Open bjtuweb-12283027 opened 6 years ago
Hi, currently, I am trying to make some guidelines to apply P3D in different scenarios. If you want to have a quick look at the usage of P3D, I can share the Matlab code for feature extraction, you can make your input similar to the format in this code.
function features = extract_feature_single_video(net, video_path, blob_names)
% net: Caffe network object
% video_path: Original video file
% blob_names: cell(n, 1) save n blob names to extract
clip_length = 16;
min_edge = 162;
crop_size = 160;
max_sample = 20;
min_sample = 20;
video_obj = VideoReader(video_path);
duration = video_obj.NumberOfFrames;
height = video_obj.Height;
width = video_obj.Width;
ratio = min_edge / min(height, width);
resize_height = ceil(height * ratio);
resize_width = ceil(width * ratio);
sample_num = floor(duration / clip_length);
sample_num = min(sample_num, max_sample);
sample_num = max(sample_num, min_sample);
stride = (duration - clip_length - 2) / sample_num;
features = cell(1, length(blob_names));
for i = 1 : sample_num
start_frame = floor((i - 1) * stride) + 1;
end_frame = start_frame - 1 + clip_length;
clip = zeros(resize_width, resize_height, clip_length, 3, 1);
for j = start_frame : end_frame
img = read(video_obj, j);
img = my_imresize(img, resize_height, resize_width);
img = permute(img, [2, 1, 3]);
img = img(:, :, [3, 2, 1]);
img(:, :, 1) = img(:, :, 1) - 104;
img(:, :, 2) = img(:, :, 2) - 117;
img(:, :, 3) = img(:, :, 3) - 123;
clip(:, :, j - start_frame + 1, :, 1) = reshape(img, [resize_width, resize_height, 1, 3, 1]);
end
s_h = floor((resize_height - crop_size) / 2);
e_h = s_h + crop_size - 1;
s_w = floor((resize_width - crop_size) / 2);
e_w = s_w + crop_size - 1;
clip = clip(s_w : e_w, s_h : e_h, :, :, :);
input_blob_vec = {clip};
net.forward(input_blob_vec);
for k = 1 : length(blob_names)
data = net.blob_vec(net.name2blob_index(blob_names{k})).get_data();
if (i == 1)
features{k} = data(:)';
else
features{k} = features{k} + data(:)';
end
end
end
for k = 1 : length(blob_names)
features{k} = features{k} / sample_num;
end
Sorry for bothering you again. This following error happened after I adding the layers and proto parameters:
CXX src/caffe/layers/bn_layer.cpp
src/caffe/layers/bn_layer.cpp: In instantiation of 'void caffe::BNLayer
Hi, it seems that the bn_param cannot be found in LayerParameter, You should make sure that you have added the BNparameter into you LayerParameter in "caffe.proto". Best.
It solved.Thank you very much!
Did you define the my_imresize function?
Sorry, I forgot to explain this function.

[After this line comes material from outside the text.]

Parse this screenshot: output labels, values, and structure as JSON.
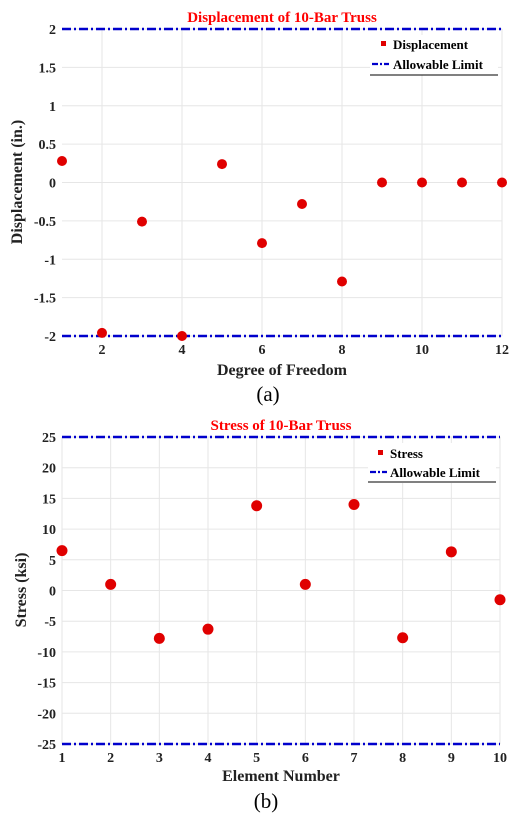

This is a simple implementation of "imresize", to avoid the usage of matlab image toolbox. You can replace that line as "img = imresize(img, [resize_height, resize_width]);"
Best.
Thank you. It works for using p3d_resnet_kinetics_iter_190000 model. But how to work on p3d_resnet_kinetics_flow_iter_284000?
Hi, for the optical flow, you cannot use this code since you need extract the optical flow image first. We choose the gpu-implementation of TVL1 optical flow in OpenCV, you can refer to https://github.com/wanglimin/dense_flow . After that, we combine the optical-flow in x&y direction together as a two-channel image. For each clip, 16 consecutive these two-channel images are inputted.
@ZhaofanQiu Could you share the code for extracting features from the optical flow images? Thank you.
Hi, I am learning how to extract the video feature from your proposed P3d. What's the format of input? Can you show more details such as the usage. Thank you very much.